KumoRFM-2: Scaling Foundation Models for Relational Learning
Valter Hudovernik, Federico L\'opez, Vid Kocijan, Akihiro Nitta, Jan Eric Lenssen, Jure Leskovec, Matthias Fey
Why It Matters
What makes this one worth your time
This paper introduces a foundation model that significantly improves the handling of relational data, a critical component in many real-world applications, by outperforming existing methods and scaling to large datasets.

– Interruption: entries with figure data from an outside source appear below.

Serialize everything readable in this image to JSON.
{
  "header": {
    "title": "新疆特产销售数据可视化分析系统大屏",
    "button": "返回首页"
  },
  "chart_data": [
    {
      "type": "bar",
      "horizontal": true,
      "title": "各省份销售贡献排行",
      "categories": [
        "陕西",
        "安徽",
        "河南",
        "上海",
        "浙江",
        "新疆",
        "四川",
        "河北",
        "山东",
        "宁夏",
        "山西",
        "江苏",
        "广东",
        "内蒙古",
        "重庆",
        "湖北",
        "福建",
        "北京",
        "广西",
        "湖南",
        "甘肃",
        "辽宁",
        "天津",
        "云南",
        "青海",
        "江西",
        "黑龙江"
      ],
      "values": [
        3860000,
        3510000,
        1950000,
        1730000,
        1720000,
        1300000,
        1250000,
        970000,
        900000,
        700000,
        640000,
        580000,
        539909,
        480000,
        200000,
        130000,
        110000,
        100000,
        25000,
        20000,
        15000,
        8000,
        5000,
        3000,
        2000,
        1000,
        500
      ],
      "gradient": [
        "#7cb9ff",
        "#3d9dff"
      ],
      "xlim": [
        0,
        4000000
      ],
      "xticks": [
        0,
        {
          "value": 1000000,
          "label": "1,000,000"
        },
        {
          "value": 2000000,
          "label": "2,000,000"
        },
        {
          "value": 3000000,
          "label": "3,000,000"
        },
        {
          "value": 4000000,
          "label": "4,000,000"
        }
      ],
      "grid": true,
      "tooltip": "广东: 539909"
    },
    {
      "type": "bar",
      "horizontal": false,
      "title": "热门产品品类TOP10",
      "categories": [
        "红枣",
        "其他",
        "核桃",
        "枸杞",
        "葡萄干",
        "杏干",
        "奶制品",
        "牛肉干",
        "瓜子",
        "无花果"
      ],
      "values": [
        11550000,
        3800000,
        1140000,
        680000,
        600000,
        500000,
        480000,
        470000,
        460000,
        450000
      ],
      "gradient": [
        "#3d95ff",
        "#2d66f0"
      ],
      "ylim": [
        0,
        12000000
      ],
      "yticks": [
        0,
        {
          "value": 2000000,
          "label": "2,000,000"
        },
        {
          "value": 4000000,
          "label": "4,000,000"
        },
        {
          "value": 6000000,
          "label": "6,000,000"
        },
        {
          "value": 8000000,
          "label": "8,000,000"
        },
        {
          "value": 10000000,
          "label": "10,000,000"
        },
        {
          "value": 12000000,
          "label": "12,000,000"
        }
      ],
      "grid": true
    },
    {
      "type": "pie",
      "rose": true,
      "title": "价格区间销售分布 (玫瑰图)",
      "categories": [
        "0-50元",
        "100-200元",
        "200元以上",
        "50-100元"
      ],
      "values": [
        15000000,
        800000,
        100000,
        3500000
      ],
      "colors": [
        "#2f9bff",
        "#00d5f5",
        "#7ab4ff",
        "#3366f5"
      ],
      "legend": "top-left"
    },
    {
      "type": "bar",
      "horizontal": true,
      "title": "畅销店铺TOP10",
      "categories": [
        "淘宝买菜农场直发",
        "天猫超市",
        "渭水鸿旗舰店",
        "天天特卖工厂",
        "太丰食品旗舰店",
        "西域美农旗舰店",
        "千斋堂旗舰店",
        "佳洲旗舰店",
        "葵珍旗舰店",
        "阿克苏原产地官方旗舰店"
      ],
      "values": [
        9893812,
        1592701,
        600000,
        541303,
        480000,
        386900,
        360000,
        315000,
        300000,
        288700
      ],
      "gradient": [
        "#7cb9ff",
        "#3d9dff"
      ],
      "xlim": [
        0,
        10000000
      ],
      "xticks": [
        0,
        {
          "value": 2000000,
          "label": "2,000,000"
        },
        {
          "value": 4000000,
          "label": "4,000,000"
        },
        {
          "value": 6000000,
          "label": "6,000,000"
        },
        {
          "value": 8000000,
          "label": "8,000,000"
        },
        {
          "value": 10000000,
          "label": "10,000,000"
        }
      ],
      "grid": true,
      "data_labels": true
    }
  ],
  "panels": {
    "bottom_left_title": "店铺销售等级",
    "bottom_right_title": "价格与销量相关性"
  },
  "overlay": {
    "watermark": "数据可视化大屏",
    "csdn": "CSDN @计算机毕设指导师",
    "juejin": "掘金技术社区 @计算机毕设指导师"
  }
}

KumoRFM-2 advances relational learning by outperforming traditional methods on benchmark tasks.
Summary
KumoRFM-2 is a significant advancement in foundation models for relational data, enabling in-context learning and fine-tuning without the need for manual table flattening. It processes relational data natively, preserving temporal consistency and scaling to billion-scale datasets. The model demonstrates superior performance over traditional supervised methods on benchmark tasks, particularly under challenging conditions such as cold start and noisy data.
Key contributions
- Development of KumoRFM-2, a scalable foundation model for relational data that outperforms supervised approaches on benchmarks.
Notable insights
- KumoRFM-2's ability to inject task information early enhances its robustness to noisy data.
Possible limitations
- The paper does not address the computational resources required for training and deploying KumoRFM-2 at scale.
Abstract
arXiv:2604.12596v1 Announce Type: cross Abstract: We introduce KumoRFM-2, the next iteration of a pre-trained foundation model for relational data. KumoRFM-2 supports in-context learning as well as fine-tuning and is applicable to a wide range of predictive tasks. In contrast to tabular foundation models, KumoRFM-2 natively operates on relational data, processing one or more connected tables simultaneously without manual table flattening or target variable generation, all while preserving temporal consistency. KumoRFM-2 leverages a large corpus of synthetic and real-world data to pre-train across four axes: the row and column dimensions at the individual table level, and the foreign key and cross-sample dimensions at the database level. In contrast to its predecessor, KumoRFM-2 injects task information as early as possible, enabling sharper selection of task-relevant columns and improved robustness to noisy data. Through extensive experiments on 41 challenging benchmarks and analysis around expressivity and sensitivity, we demonstrate that KumoRFM-2 outperforms supervised and foundational approaches by up to 8%, while maintaining strong performance under extreme settings of cold start and noisy data. To our knowledge, this is the first time a few-shot foundation model has been shown to surpass supervised approaches on common benchmark tasks, with performance further improving upon fine-tuning. Finally, while KumoRFM-1 was limited to small-scale in-memory datasets, KumoRFM-2 scales to billion-scale relational datasets.